Ben: First and foremost, Erin and I are exploring the world with and through the eyes of our two and a half year old son, Eli. We have been doing a lot of camping and exploration together. These are really special times. Research wise, I find myself focused on several large projects related to issues of global change, specifically fire in the Sonoran Desert, the ecological health of the Gulf of California, and the response of plants to extreme heat and drought. These are all areas where there are very basic outstanding questions where a bit of work is needed to get better answers, and we are getting there. It is fascinating and challenging work, especially emotionally, however, I am finding that better understanding the change around us is allowing me to process and find places for optimism and hope.
On the N-Gen front, we recently reviewed new board member applications and selected 9 outstanding individuals to help lead this next era of the organization. Two weeks ago, we met for a board retreat, where we continued to innovate and explore the best ways to support our members’ efforts and advance our mission to create a conservation ethic that matches the grandeur of the Sonoran Desert.
Stephen: I’m a big believer in the need for what you’re doing with N-Gen. I’ve enjoyed helping you raise a chunk of money for it this year. How can people donate, and what are some things the money would go for?
Ben: Your effort has meant the world to us and made a huge difference, those donations were over a quarter of the funds needed for our recent Summit in Álamos. Right now, we are at an inflection point in our efforts and are bringing in new and diversified voices from across the borderlands to lead N-Gen into our second decade.

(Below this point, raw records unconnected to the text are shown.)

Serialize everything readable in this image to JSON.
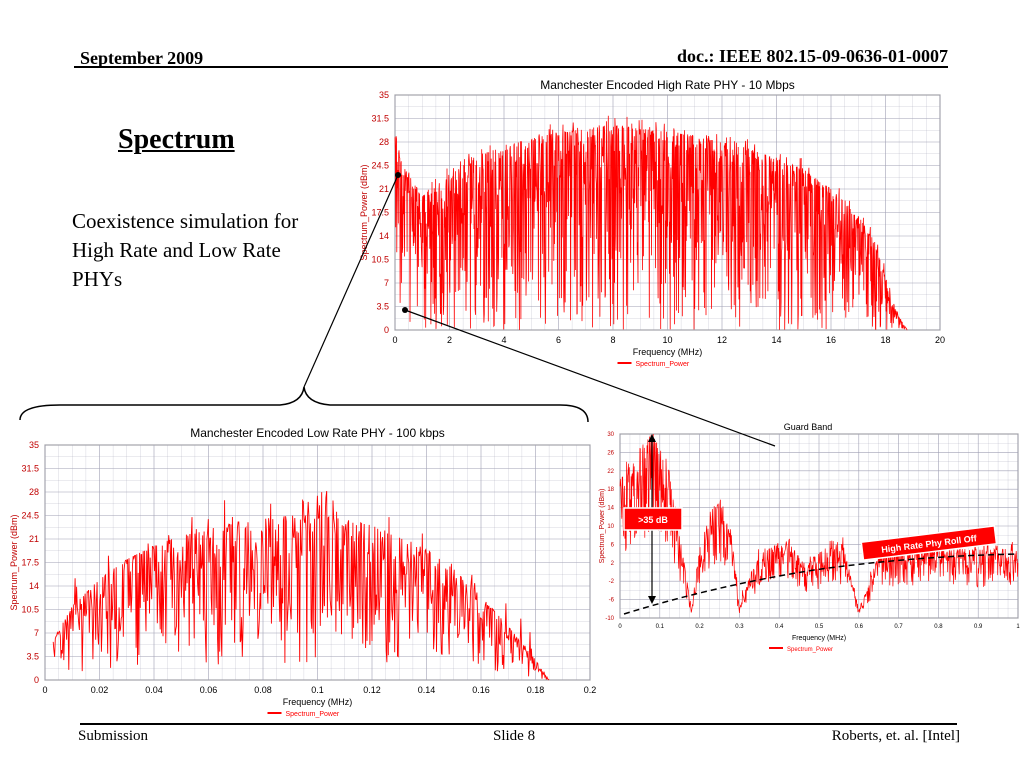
{
  "header": {
    "date": "September 2009",
    "doc_id": "doc.: IEEE 802.15-09-0636-01-0007"
  },
  "slide": {
    "title": "Spectrum",
    "description": "Coexistence simulation for High Rate and Low Rate PHYs"
  },
  "footer": {
    "submission": "Submission",
    "slide_number": "Slide 8",
    "authors": "Roberts, et. al. [Intel]"
  },
  "annotations": {
    "guard_band": "Guard Band",
    "db_label": ">35 dB",
    "rolloff_label": "High Rate Phy Roll Off"
  },
  "colors": {
    "series": "#ff0000",
    "grid": "#a0a0b4",
    "plot_bg": "#ffffff"
  },
  "chart_data": [
    {
      "id": "high_rate",
      "type": "line",
      "title": "Manchester Encoded High Rate PHY - 10 Mbps",
      "xlabel": "Frequency (MHz)",
      "ylabel": "Spectrum_Power (dBm)",
      "xlim": [
        0,
        20
      ],
      "ylim": [
        0,
        35
      ],
      "xticks": [
        "0",
        "2",
        "4",
        "6",
        "8",
        "10",
        "12",
        "14",
        "16",
        "18",
        "20"
      ],
      "yticks": [
        "0",
        "3.5",
        "7",
        "10.5",
        "14",
        "17.5",
        "21",
        "24.5",
        "28",
        "31.5",
        "35"
      ],
      "grid": true,
      "legend": "bottom",
      "series": [
        {
          "name": "Spectrum_Power",
          "x": [
            0,
            0.2,
            1,
            2,
            3,
            4,
            5,
            6,
            7,
            8,
            9,
            10,
            11,
            12,
            13,
            14,
            15,
            16,
            17,
            17.5,
            18,
            18.2,
            18.5,
            18.8
          ],
          "y": [
            30,
            25,
            20,
            23,
            26,
            27.5,
            28.5,
            29.5,
            30,
            30.5,
            30,
            29.5,
            29,
            28,
            27,
            25.5,
            24,
            21,
            17,
            14,
            8,
            5,
            2,
            0
          ]
        }
      ]
    },
    {
      "id": "low_rate",
      "type": "line",
      "title": "Manchester Encoded Low Rate PHY - 100 kbps",
      "xlabel": "Frequency (MHz)",
      "ylabel": "Spectrum_Power (dBm)",
      "xlim": [
        0,
        0.2
      ],
      "ylim": [
        0,
        35
      ],
      "xticks": [
        "0",
        "0.02",
        "0.04",
        "0.06",
        "0.08",
        "0.1",
        "0.12",
        "0.14",
        "0.16",
        "0.18",
        "0.2"
      ],
      "yticks": [
        "0",
        "3.5",
        "7",
        "10.5",
        "14",
        "17.5",
        "21",
        "24.5",
        "28",
        "31.5",
        "35"
      ],
      "grid": true,
      "legend": "bottom",
      "series": [
        {
          "name": "Spectrum_Power",
          "x": [
            0.003,
            0.01,
            0.02,
            0.03,
            0.04,
            0.05,
            0.06,
            0.07,
            0.08,
            0.09,
            0.1,
            0.11,
            0.12,
            0.13,
            0.14,
            0.15,
            0.16,
            0.17,
            0.18,
            0.185
          ],
          "y": [
            6,
            11,
            15,
            18,
            20,
            21.5,
            22.5,
            23.5,
            24,
            24.5,
            24.5,
            24,
            23,
            21.5,
            19.5,
            16.5,
            12.5,
            8,
            3,
            0
          ]
        }
      ]
    },
    {
      "id": "guard_band",
      "type": "line",
      "title": "",
      "xlabel": "Frequency (MHz)",
      "ylabel": "Spectrum_Power (dBm)",
      "xlim": [
        0,
        1
      ],
      "ylim": [
        -10,
        30
      ],
      "xticks": [
        "0",
        "0.1",
        "0.2",
        "0.3",
        "0.4",
        "0.5",
        "0.6",
        "0.7",
        "0.8",
        "0.9",
        "1"
      ],
      "yticks": [
        "-10",
        "-6",
        "-2",
        "2",
        "6",
        "10",
        "14",
        "18",
        "22",
        "26",
        "30"
      ],
      "grid": true,
      "legend": "bottom",
      "series": [
        {
          "name": "Spectrum_Power",
          "x": [
            0,
            0.05,
            0.08,
            0.12,
            0.15,
            0.18,
            0.2,
            0.23,
            0.25,
            0.28,
            0.3,
            0.33,
            0.36,
            0.4,
            0.43,
            0.46,
            0.5,
            0.53,
            0.56,
            0.6,
            0.62,
            0.65,
            0.7,
            0.8,
            0.9,
            1
          ],
          "y": [
            20,
            27,
            30,
            24,
            8,
            -8,
            6,
            14,
            15,
            8,
            -8,
            0,
            5,
            6,
            6,
            2,
            4,
            7,
            6,
            -8,
            -4,
            4,
            5,
            5,
            5,
            5
          ]
        }
      ]
    }
  ]
}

Any contribution makes a really meaningful impact. We are a lean and mean operation and every dollar goes a long way. Contributions can be made here:
Stephen: Lastly, I’ve gotta ask about the “ecology of desert whiskey,” haha. Do you have a favorite way to drink whiskey in the desert? Or a favorite desert place to drink whiskey?
Ben: Ok, I swear I am not just saying this to you. My absolute favorite whiskey/location combination is Del Bac classic in a porcelain camping mug with one or two pieces of ice on a winter’s night around a campfire in the middle of the Pinacate or Gran Desierto with loved ones. It truly does not get better than that.